As of now, Black men are 50 percent more likely to develop prostate cancer than white men and twice as likely to die from it. But why is that the case?
To answer the question a team led by the U-M Rogel Cancer Center analyzed data from more than 300,000 prostate cancer patients. Their findings were published in a Jama Oncology study.
The study found that Black men’s predisposition to prostate cancer likely has nothing to do with biology at all. On the contrary, it’s suspected that outside factors like societal influence and access to quality healthcare play a much more significant role.
To take matters even further, the study found that Black men are more likely to die from other health complications like heart disease that could be prevented if not for these external influences.

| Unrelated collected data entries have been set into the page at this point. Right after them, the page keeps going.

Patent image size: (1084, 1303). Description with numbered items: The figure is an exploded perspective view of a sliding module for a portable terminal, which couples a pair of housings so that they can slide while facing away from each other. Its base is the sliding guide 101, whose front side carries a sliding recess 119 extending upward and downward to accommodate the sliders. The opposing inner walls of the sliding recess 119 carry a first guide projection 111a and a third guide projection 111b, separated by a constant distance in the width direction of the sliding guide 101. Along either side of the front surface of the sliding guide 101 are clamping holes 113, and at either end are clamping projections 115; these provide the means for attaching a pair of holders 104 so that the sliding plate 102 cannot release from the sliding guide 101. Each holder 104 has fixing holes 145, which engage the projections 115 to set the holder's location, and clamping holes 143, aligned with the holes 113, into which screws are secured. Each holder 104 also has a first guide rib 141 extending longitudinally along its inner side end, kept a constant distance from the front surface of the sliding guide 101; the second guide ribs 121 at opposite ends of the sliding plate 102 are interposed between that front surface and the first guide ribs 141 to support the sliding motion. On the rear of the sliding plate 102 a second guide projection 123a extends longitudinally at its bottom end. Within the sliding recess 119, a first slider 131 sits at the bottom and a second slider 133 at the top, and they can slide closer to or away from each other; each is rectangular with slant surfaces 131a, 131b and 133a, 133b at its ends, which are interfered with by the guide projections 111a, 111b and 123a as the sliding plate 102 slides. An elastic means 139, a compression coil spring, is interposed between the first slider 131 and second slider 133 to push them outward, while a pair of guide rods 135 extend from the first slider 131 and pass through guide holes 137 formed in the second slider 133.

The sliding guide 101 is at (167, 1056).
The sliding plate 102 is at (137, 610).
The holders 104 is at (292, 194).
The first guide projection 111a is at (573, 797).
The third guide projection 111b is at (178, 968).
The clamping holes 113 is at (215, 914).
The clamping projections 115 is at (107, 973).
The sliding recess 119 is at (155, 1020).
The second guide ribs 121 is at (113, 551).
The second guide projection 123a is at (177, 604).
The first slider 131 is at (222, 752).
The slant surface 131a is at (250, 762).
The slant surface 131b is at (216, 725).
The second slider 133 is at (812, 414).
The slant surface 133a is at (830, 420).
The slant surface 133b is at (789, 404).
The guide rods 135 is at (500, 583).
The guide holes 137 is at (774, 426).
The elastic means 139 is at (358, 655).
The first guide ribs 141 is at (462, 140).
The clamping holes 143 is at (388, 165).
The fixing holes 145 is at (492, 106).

“The data show that black men don’t appear to intrinsically and biologically harbor more aggressive disease,” co-senior author Daniel Spratt, M.D., says. “They generally get fewer PSA screenings, are more likely to be diagnosed with later stage cancer, are less likely to have health insurance, have less access to high-quality care and other disparities that can be linked to a lower overall socioeconomic status.”
“While our job is to treat cancer, we know that these other factors are in play, so as doctors we need to make sure we focus on the health of the entire patient and, as a society, on addressing racial inequities,” he continued.
The study, which was entitled “Association of Black Race With Prostate Cancer–Specific and Other-Cause Mortality,” is the largest study of its kind and its findings could be revolutionary in fighting the impact that prostate cancer has on peoples’ lives, particularly those in the Black community.